Detailed state-of-the-art ab initio and density functional theory (DFT) calculations have been undertaken to understand both Single-Molecule Magnetic (SMM) and Single-Molecule Toroic (SMT) behaviors of fascinating 3d–4f {M₃Ln₃} triangular complexes having the molecular formula [M^II₃Ln^III₃(O₂)L₃(PyCO₂)₃](OH)₂(ClO₄)₂·8H₂O (with M = Zn; Ln = Dy (1), Tb (2) & Gd (3) and M = Cu; Ln = Dy (4), Tb (5) & Gd (6)) and [Ni₃Ln₃(H₂O)₃(mpko)₉(O₂)(NO₃)₃](ClO₄)·3CH₃OH·3CH₃CN (Ln = Dy (7), Tb (8), and Gd (9)) [mpkoH = 1-(pyrazin-2-yl)ethanone oxime]. All these complexes possess a peroxide ligand that bridges the {Ln^III₃} triangle in a μ³-η³:η³ fashion and the oxygen atoms/oxime of co-ligands that connect each M^II ion to the {Ln^III₃} triangle.

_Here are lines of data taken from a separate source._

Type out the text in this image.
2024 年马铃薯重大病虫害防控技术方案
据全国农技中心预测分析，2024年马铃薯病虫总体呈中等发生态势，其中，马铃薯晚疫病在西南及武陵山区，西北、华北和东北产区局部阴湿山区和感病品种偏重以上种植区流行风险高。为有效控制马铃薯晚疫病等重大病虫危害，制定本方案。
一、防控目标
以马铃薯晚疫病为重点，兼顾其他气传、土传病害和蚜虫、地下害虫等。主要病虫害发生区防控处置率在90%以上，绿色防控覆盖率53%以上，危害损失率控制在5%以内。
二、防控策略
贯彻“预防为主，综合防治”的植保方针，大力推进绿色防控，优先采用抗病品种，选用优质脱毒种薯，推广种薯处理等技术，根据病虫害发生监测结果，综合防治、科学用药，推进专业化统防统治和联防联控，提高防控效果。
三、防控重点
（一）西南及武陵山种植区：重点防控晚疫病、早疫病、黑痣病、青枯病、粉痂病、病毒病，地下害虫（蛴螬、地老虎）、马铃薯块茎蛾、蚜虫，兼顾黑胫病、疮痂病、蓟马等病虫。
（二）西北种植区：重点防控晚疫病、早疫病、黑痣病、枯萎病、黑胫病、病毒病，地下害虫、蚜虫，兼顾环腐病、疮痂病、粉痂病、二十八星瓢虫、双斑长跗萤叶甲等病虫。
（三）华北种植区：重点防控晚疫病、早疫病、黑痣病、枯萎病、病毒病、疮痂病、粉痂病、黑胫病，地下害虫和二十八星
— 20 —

Through our computational studies, we tried to find the key role of the peroxide bridge and how it affects the SMM and SMT behavior of these complexes. Primarily, ab initio Complete Active Space Self-Consistent Field (CASSCF) SINGLE_ANISO + RASSI-SO + POLY_ANISO calculations were performed on 1, 2, 4, 5, 7, and 8 to study the anisotropic behavior of each Ln(III) ion, to derive the magnetic relaxation mechanism and to calculate the Ln^III–Ln^III and Cu^II/Ni^II–Ln^III magnetic coupling constants. DFT calculations were also performed to validate these exchange interactions (J) by computing the Gd^III–Gd^III and Cu^II/Ni^II–Gd^III interactions in 3, 6, and 9. Our calculations explained the experimental magnetic relaxation processes and the magnetic exchange interactions for all the complexes, which also strongly imply that the peroxide bridge plays a role in the SMM behavior observed in these systems. On the other hand, this peroxide bridge does not support the SMT behavior. To investigate the effect of bridging ions in {M₃Ln₃} systems, we modeled a {Zn^II₃Dy^III₃} complex (1a) with a hydroxide ion replacing the bridged peroxide ion in complex 1 and considered a hydroxide-bridged {Co^III₃Dy^III₃} complex (10) having the formula [Co₃Dy₃(OH)₄(OOCCMe₃)₆(teaH)₃(H₂O)₃](NO₃)₂·H₂O. We discovered that as compared to the LoProp charges of the peroxide ion, the greater negative charges on the bridging hydroxide ion reduce quantum tunneling of magnetization (QTM) effects, enabling more desirable SMM characteristics and also leading to good SMT behavior.